Duncker relied on his connections within the industry to acquire the Malibu Moon colt.

“We bought him from Claiborne farm, he was an RNA in the September sale (for $90,000) two years ago. We liked him and called up Seth Hancock and made a deal,” Duncker said.

After breaking his maiden in his eighth try July 8 at Belmont, California Swing made it two in a row by winning the $50,000 claimer at a mile on the inner turf.

The win was the third of five for Jose Ortiz on the day. The leading rider secured a position on the rail in mid-pack early and then moved up into third leaving the backstretch. Still on the rail, Ortiz went dove inside while Patriot Drive and Hembree drifted off the fence turning for home. That was the winning move. California Swing and Ortiz prevailed in a photo over the two foes they went inside of at the top of the stretch.

“I mean, the perfect trip, not one-foot difference, and we won by a head,” Duncker said while watching the replay alongside trainer Christophe Clement. “Sometimes you get lucky, too. Jose is so good.

“He was pretty tough in the final-sixteenth. He’s not waiting on them, but they’re not getting to him either. Every now and again, you get to get lucky, don’t you?”

Ben Gowans


• There is no place better than Saratoga to win for the first time.

“The stable is named after my wife and I, her name is Mary,” said Phil Madden of PhilMar Stables after winning the seventh with Uncle Sigh. “We’ve been involved in very small syndicates but this is the first one we’ve owned outright. It was very exciting.”

Jockey Jose Ortiz delivered a perfect trip aboard Uncle Sigh to get his fourth win of the day in the allowance on turf.

“I thought he was moving and if he had a clear run, I thought he could get up,” Madden said as he watched the replay in the clubhouse. “Being that they went so fast early on, it felt pretty good. He’s been getting out last every race, this time he had a pace to run into it.”

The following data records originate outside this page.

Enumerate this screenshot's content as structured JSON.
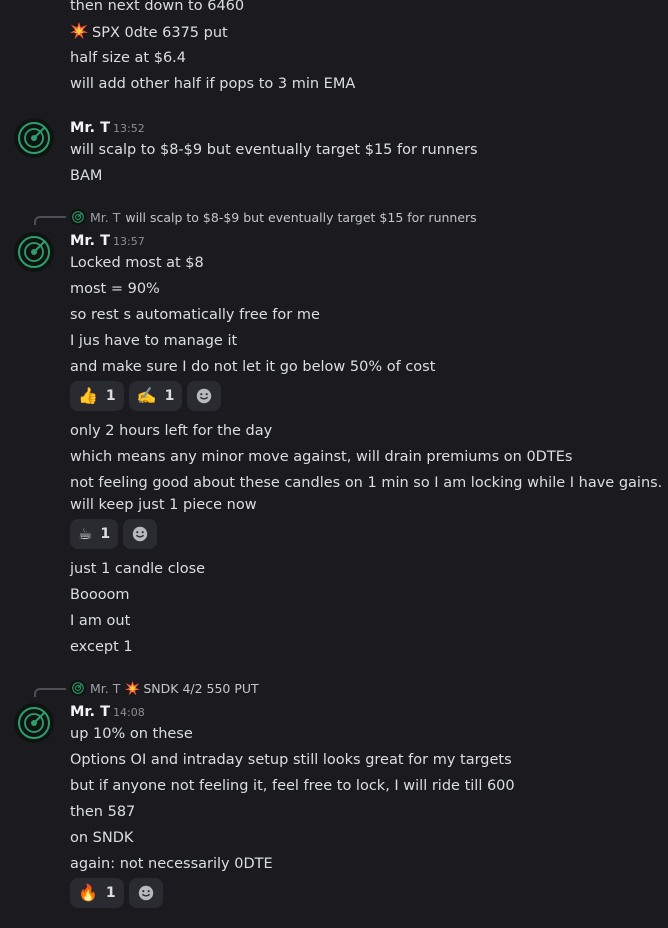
{
  "messages": {
    "block0": {
      "lines": [
        "then next down to 6460",
        "SPX 0dte 6375 put",
        "half size at $6.4",
        "will add other half if pops to 3 min EMA"
      ]
    },
    "block1": {
      "author": "Mr. T",
      "time": "13:52",
      "lines": [
        "will scalp to $8-$9 but eventually target $15 for runners",
        "BAM"
      ]
    },
    "block2": {
      "reply_author": "Mr. T",
      "reply_text": "will scalp to $8-$9 but eventually target $15 for runners",
      "author": "Mr. T",
      "time": "13:57",
      "lines": [
        "Locked most at $8",
        "most = 90%",
        "so rest s automatically free for me",
        "I jus have to manage it",
        "and make sure I do not let it go below 50% of cost"
      ],
      "reactions": [
        {
          "emoji": "👍",
          "count": "1"
        },
        {
          "emoji": "✍️",
          "count": "1"
        }
      ],
      "lines2": [
        "only 2 hours left for the day",
        "which means  any minor move against, will drain premiums on 0DTEs",
        "not feeling good about these candles on 1 min so I am locking while I have gains.",
        "will keep just 1 piece now"
      ],
      "reactions2": [
        {
          "emoji": "☕",
          "count": "1"
        }
      ],
      "lines3": [
        "just 1 candle close",
        "Boooom",
        "I am out",
        "except 1"
      ]
    },
    "block3": {
      "reply_author": "Mr. T",
      "reply_text": "SNDK 4/2 550 PUT",
      "author": "Mr. T",
      "time": "14:08",
      "lines": [
        "up 10% on these",
        "Options OI and intraday setup still looks great for my targets",
        "but if anyone not feeling it, feel free to lock, I will ride till 600",
        "then 587",
        "on SNDK",
        "again: not necessarily 0DTE"
      ],
      "reactions": [
        {
          "emoji": "🔥",
          "count": "1"
        }
      ]
    }
  },
  "icons": {
    "avatar": "radar-avatar-icon",
    "boom": "collision-emoji-icon",
    "add_reaction": "smiley-add-reaction-icon"
  },
  "colors": {
    "background": "#1b1b1f",
    "text": "#dbdee1",
    "timestamp": "#8b8d93",
    "chip": "#2a2b30",
    "avatar_ring": "#2f9e6c"
  }
}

After a closing fifth Aug. 2 going 1 1/16 miles, trainer Dave Duggan stretched the 6-year-old out a furlong farther Monday for the barn’s second win of the meet. Uncle Sigh was making his third start for Madden and Duggan Monday after they claimed him for $40,000 at Belmont June 11.

“I’ve been watching him for three years, never had an opportunity, or never had anyone to claim him, just a cool old horse.” Duggan said. “They’re hard to find, just one of those horses you love being around.”

Madden applauded his trainer after the race for making all the right moves with Uncle Sigh.

“Dave Duggan is great. Very relaxed, takes everything in stride, he said all along, ‘the horse needs to relax early on,’ ” Madden said. “I said last race, ‘maybe we need to get him into the race.’ He was right. He relaxed early on and had a nice pace to run into. That’s why he’s the trainer.”

“A very good friend of mine, John Cincotta, who’s been a horseman for 40 years, probably one of the best horseman I’ve ever met, he introduced me to David.”